Sadly, poor nutritional standards are still to be found in some hospital food, as has been graphically pointed out. Recently, as the noble Baroness, Lady Cumberlege, mentioned, one hospital meal was found to have a higher fat and salt content than a Big Mac. As we all know, the diet of many people in England is far from optimal and contains too much sugar, saturated fat and salt, and too few of the vitamins and trace elements found in fresh vegetables, fruit, fish, lean meat and eggs. Dietary intake is more often than we realise too low in many older people. In hospital there is a captive audience, an ideal population on whom to demonstrate how well cooked good food can be attractive, delicious and not too expensive. The food will taste better and may have better nutrient value if it comes from sustainable sources with good animal welfare standards. I am glad that there is provision for that in the Bill.

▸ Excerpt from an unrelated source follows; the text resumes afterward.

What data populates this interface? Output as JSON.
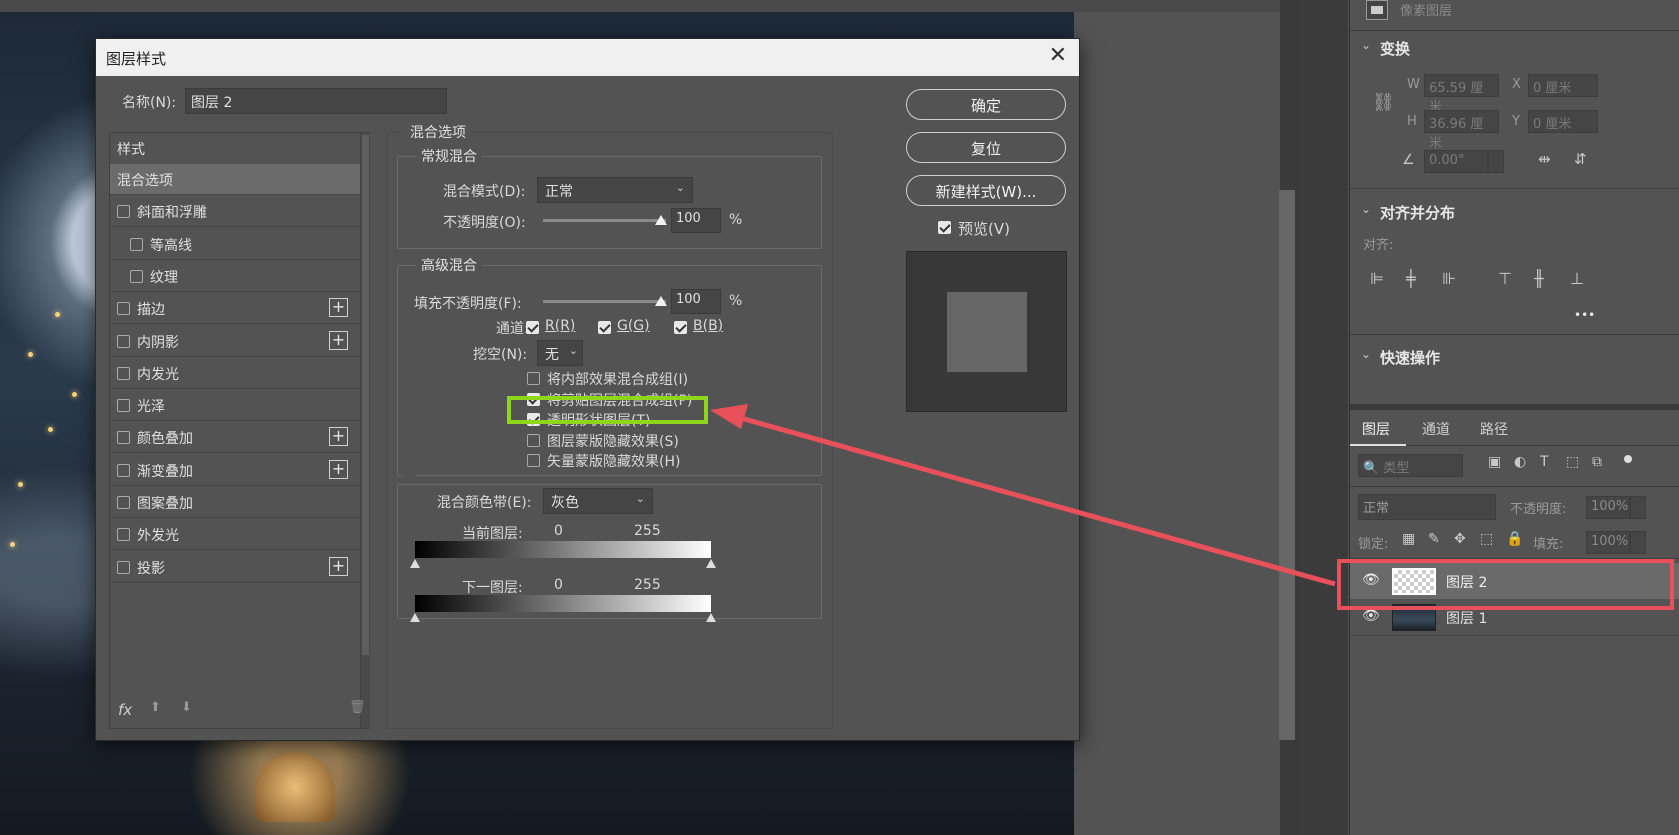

Why have so many initiatives failed? My guess is that hospital food is of low priority on the agenda of hard-pressed managers who are often struggling to meet targets and stay within budgets. The effects of poor diet do not show up in most hospital statistics, whereas mortality rates or waiting times can easily be measured, and executives and clinicians held to account. The considerable benefit that good nutrition can have is not fully appreciated. Poor ward diets are often complacently tolerated by management because their quality and acceptability is often not monitored. The introduction of mandatory standards with strong sanctions for non-compliance would eliminate any complacency because the relevant manager would be held to account. As the noble Baroness, Lady Cumberlege, said, other public sector institutions and schools are now required to conform to and have adopted mandatory nutritional standards, as has the National Health Service in Wales and Scotland. Interestingly, Compass, probably the largest catering firm in the country, has said that it supports mandatory standards because they level the playing field among suppliers and caterers while maintaining a high standard.

I am puzzled as to why the Government have been so reluctant to adopt mandatory standards for hospital food. A response to Sustain’s hospital food standards campaign was published by the Department of Health in September this year. It does not directly give the reasons for the Government’s reluctance, given that mandatory standards have been widely adopted elsewhere in the public sector. However, I hope the noble Earl can report that the Government are coming round to the idea and will agree to support the Bill.

Before sitting down, I have one question for the noble Baroness, Lady Cumberlege. Clause 1(6) states that the Bill,

“applies to … food provided to patients at a hospital”.

Does this apply to a private hospital as well as an NHS one?